Carvalhosa: O decreto dá uma anistia ampla, geral e irrestrita à pessoa jurídica. É uma forma de não aplicar a lei. A regulamentação anulou a lei, tirou toda a sua eficácia na punição das pessoas jurídicas. E o objetivo internacional da luta contra a corrupção é punir as pessoas jurídicas.
Instituto Millenium: Nossas instituições estão preparadas para combater a corrupção praticada por empresas?
Carvalhosa: A Polícia Federal, o Ministério Público Federal, a Justiça Federal, o Superior Tribunal de Justiça e o Supremo Tribunal Federal têm combatido a corrupção de uma maneira corajosa e persistente. A lei não está sendo aplicada, pois todas as medidas tomadas [nos escândalos recentes de corrupção] se voltam para as pessoas físicas dos diretores das companhias. Até hoje, a lei anticorrupção nunca foi aplicada no Brasil. Contra as pessoas jurídicas nada foi feito no país até agora.

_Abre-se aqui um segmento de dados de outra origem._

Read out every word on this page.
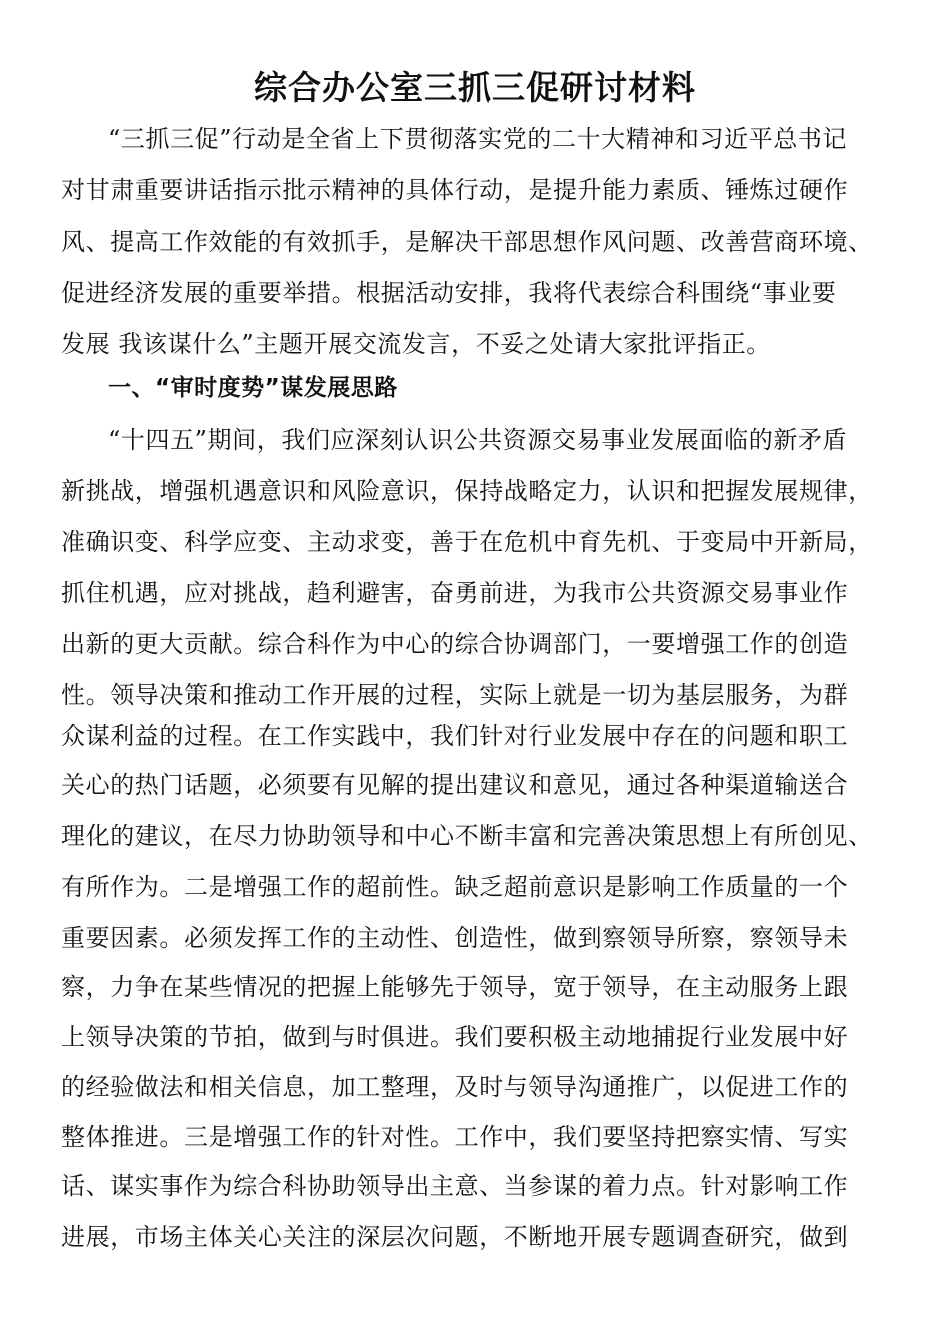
综合办公室三抓三促研讨材料
“三抓三促”行动是全省上下贯彻落实党的二十大精神和习近平总书记
对甘肃重要讲话指示批示精神的具体行动，是提升能力素质、锤炼过硬作
风、提高工作效能的有效抓手，是解决干部思想作风问题、改善营商环境、
促进经济发展的重要举措。根据活动安排，我将代表综合科围绕“事业要
发展 我该谋什么”主题开展交流发言，不妥之处请大家批评指正。
一、“审时度势”谋发展思路
“十四五”期间，我们应深刻认识公共资源交易事业发展面临的新矛盾
新挑战，增强机遇意识和风险意识，保持战略定力，认识和把握发展规律，
准确识变、科学应变、主动求变，善于在危机中育先机、于变局中开新局，
抓住机遇，应对挑战，趋利避害，奋勇前进，为我市公共资源交易事业作
出新的更大贡献。综合科作为中心的综合协调部门，一要增强工作的创造
性。领导决策和推动工作开展的过程，实际上就是一切为基层服务，为群
众谋利益的过程。在工作实践中，我们针对行业发展中存在的问题和职工
关心的热门话题，必须要有见解的提出建议和意见，通过各种渠道输送合
理化的建议，在尽力协助领导和中心不断丰富和完善决策思想上有所创见、
有所作为。二是增强工作的超前性。缺乏超前意识是影响工作质量的一个
重要因素。必须发挥工作的主动性、创造性，做到察领导所察，察领导未
察，力争在某些情况的把握上能够先于领导，宽于领导，在主动服务上跟
上领导决策的节拍，做到与时俱进。我们要积极主动地捕捉行业发展中好
的经验做法和相关信息，加工整理，及时与领导沟通推广，以促进工作的
整体推进。三是增强工作的针对性。工作中，我们要坚持把察实情、写实
话、谋实事作为综合科协助领导出主意、当参谋的着力点。针对影响工作
进展，市场主体关心关注的深层次问题，不断地开展专题调查研究，做到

Instituto Millenium: Os mecanismos de compliance citados na lei realmente podem reduzir os riscos de uma empresa se envolver em casos de corrupção?
Carvalhosa: O programa de compliance é igual ao americano e não tem nada a ver com a realidade brasileira. O governo não tomou providência para terminar com o esquema da estrutura da corrupção no Brasil. O compliance é uma forma de isentar as empresas, assim como o acordo de leniência. É uma encenação. Na realidade, todas as empresas envolvidas na Operação Lava-Jato, por exemplo, subscreveram o código federal de bom comportamento empresarial feito pela Corregedoria Geral da União (CGU) há alguns anos e continuaram praticando corrupção.
Instituto Millenium: Outro tema muito debatido atualmente e também tratado na regulamentação da lei se refere ao acordo de leniência. Em linhas gerais, existe o risco da banalização dos acordos de leniência? Eles podem ser prejudiciais ao interesse público?
Carvalhosa: Acordo de leniência serve para permitir que uma única companhia [envolvida em esquema de corrupção] possa denunciar as demais. Mas pelas portarias nº 909 e nº 910 [ambas da Controladoria Geral da União, de 7 de abril de 2015] todo mundo pode fazer acordo de leniência, tornando-o uma forma de a empresa não ser processada, de pagar uma multinha e resolver o problema. Ou seja, o acordo de leniência virou uma forma de anistiar as empresas e não de aprofundar as investigações e as penalidades correspondentes às provas estabelecidas.
Instituto Millenium: O acordo de leniência tinha que ser feito com o Ministério Público Federal (MPF) e não com a CGU?
Carvalhosa: Tinha que ser feito com o MPF. Poderia até ser com a CGU, caso o órgão fosse um ministério do Estado, completamente neutro, e não do governo. O acordo de leniência virou um escape para anistiar as empresas, em vez de ser uma coisa para aumentar ainda mais as suas responsabilidades. Inverteram completamente a função do acordo de leniência. A lei é clara. O artigo 16, parágrafo 1º, inciso I diz claramente: “o acordo de leniência deve ser feito com a pessoa jurídica que seja a primeira a se manifestar sobre seu interesse em cooperar para a apuração do ato ilícito”. Ou seja, só pode ser feito com a primeira empresa. Então, serve para livrar as empesas das penalidades e permitir que elas continuem operando com o governo. É para manter tudo como está.
Instituto Millenium: A lei prevê que a empresa pagará multa de 0,1% a 20% do faturamento bruto de seu último exercício anterior ao da instauração do processo administrativo em caso de corrupção. Acha que a punição vai ter força para reduzir a corrupção?
Carvalhosa: Não. No Decreto 8.420, a pena é reduzida para 5%. O artigo 17 do decreto faz uma série de ponderações para baixar para 5% a multa e torná-la ilíquida, fazendo com que as empresas possam ir ao Judiciário suspender sua cobrança e depois anulá-las. Usam um cálculo de progressão impossível de ser aplicado, sem consistência aritmética ou matemática. Na prática, por meio do decreto, revogaram a lei. O decreto torna tudo absolutamente fácil para as empresas continuarem operando como fazem hoje, para continuar tudo sem nenhuma punição. É tudo uma encenação.